If the Syrian regular army barely exists, it goes without saying that the Assad regime’s ability to deliver effective services, let alone rebuild captured territory, is just as bad. Referring to it as a “statelet” is about right: warlord fief may be more accurate in nature, as Assad’s cronies suck up precious resources and terrorize the population with brute force and stories of how their enemies are even worse.
This is now Iran’s and Russia’s problem. It has been expensive for America to prop up the Iraqi government, but the only thing more expensive than keeping a man in Baghdad is to have no man at all. For years, Russia and Iran could enjoy watching America fritter power away in Iraq; now, they’re in the same situation, except they have less power and a much tougher job ahead of them.

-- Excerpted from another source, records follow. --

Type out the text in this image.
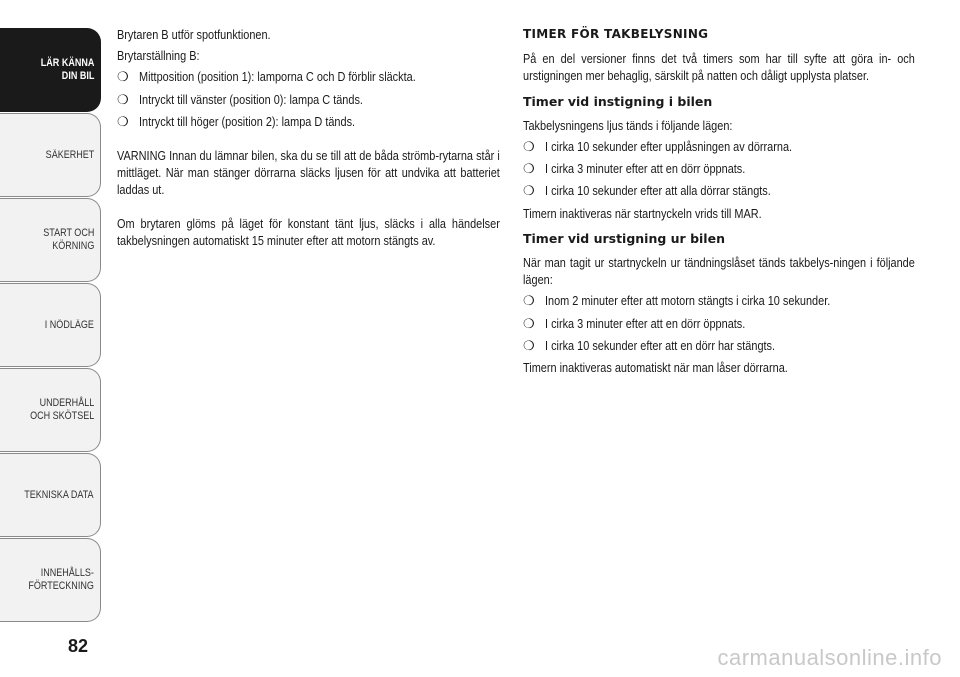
LÄR KÄNNA
DIN BIL
SÄKERHET
START OCH
KÖRNING
I NÖDLÄGE
UNDERHÅLL
OCH SKÖTSEL
TEKNISKA DATA
INNEHÅLLS-
FÖRTECKNING
82

Brytaren B utför spotfunktionen.

Brytarställning B:

❍ Mittposition (position 1): lamporna C och D förblir släckta.
❍ Intryckt till vänster (position 0): lampa C tänds.
❍ Intryckt till höger (position 2): lampa D tänds.

VARNING Innan du lämnar bilen, ska du se till att de båda strömb-rytarna står i mittläget. När man stänger dörrarna släcks ljusen för att undvika att batteriet laddas ut.

Om brytaren glöms på läget för konstant tänt ljus, släcks i alla händelser takbelysningen automatiskt 15 minuter efter att motorn stängts av.

TIMER FÖR TAKBELYSNING

På en del versioner finns det två timers som har till syfte att göra in- och urstigningen mer behaglig, särskilt på natten och dåligt upplysta platser.

Timer vid instigning i bilen

Takbelysningens ljus tänds i följande lägen:

❍ I cirka 10 sekunder efter upplåsningen av dörrarna.
❍ I cirka 3 minuter efter att en dörr öppnats.
❍ I cirka 10 sekunder efter att alla dörrar stängts.

Timern inaktiveras när startnyckeln vrids till MAR.

Timer vid urstigning ur bilen

När man tagit ur startnyckeln ur tändningslåset tänds takbelys-ningen i följande lägen:

❍ Inom 2 minuter efter att motorn stängts i cirka 10 sekunder.
❍ I cirka 3 minuter efter att en dörr öppnats.
❍ I cirka 10 sekunder efter att en dörr har stängts.

Timern inaktiveras automatiskt när man låser dörrarna.

carmanualsonline.info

To completely reconquer Syria will mean subduing the still-capable Islamic State, ejecting the Turks and their allies, and reconquering the Kurdish militias so beloved by Western media. Once the Assadists could hope to drain the swamp of Syria’s rebellion by provoking a mass exodus, but Europe’s gates are closed, and Turkey, the main route for refugees, has a dog in this fight now. So while bombing Aleppo to dust worked, to replicate it nationwide is to invite either an international response or the waste of such power that Iran and Russia don’t get what they want in more vital areas, like Ukraine for Russia or Iraq for Iran.
Their butcher’s bill is yet to be paid. Tehran and Moscow can self-congratulate on a tough job done, but neither has the power of the United States, their chief rival, and so both must be more parsimonious with what power they do have.
The war is obviously not over; neither are its consequences.
The fall of Aleppo brings to an end merely a phase in this war. Now comes the time for battle against the remaining jihadists, coupled with Turkey’s war against the Kurds. As one faction vanishes beneath the smoke, others must too be vanquished. Those who are part of that process have a steep bill yet to pay.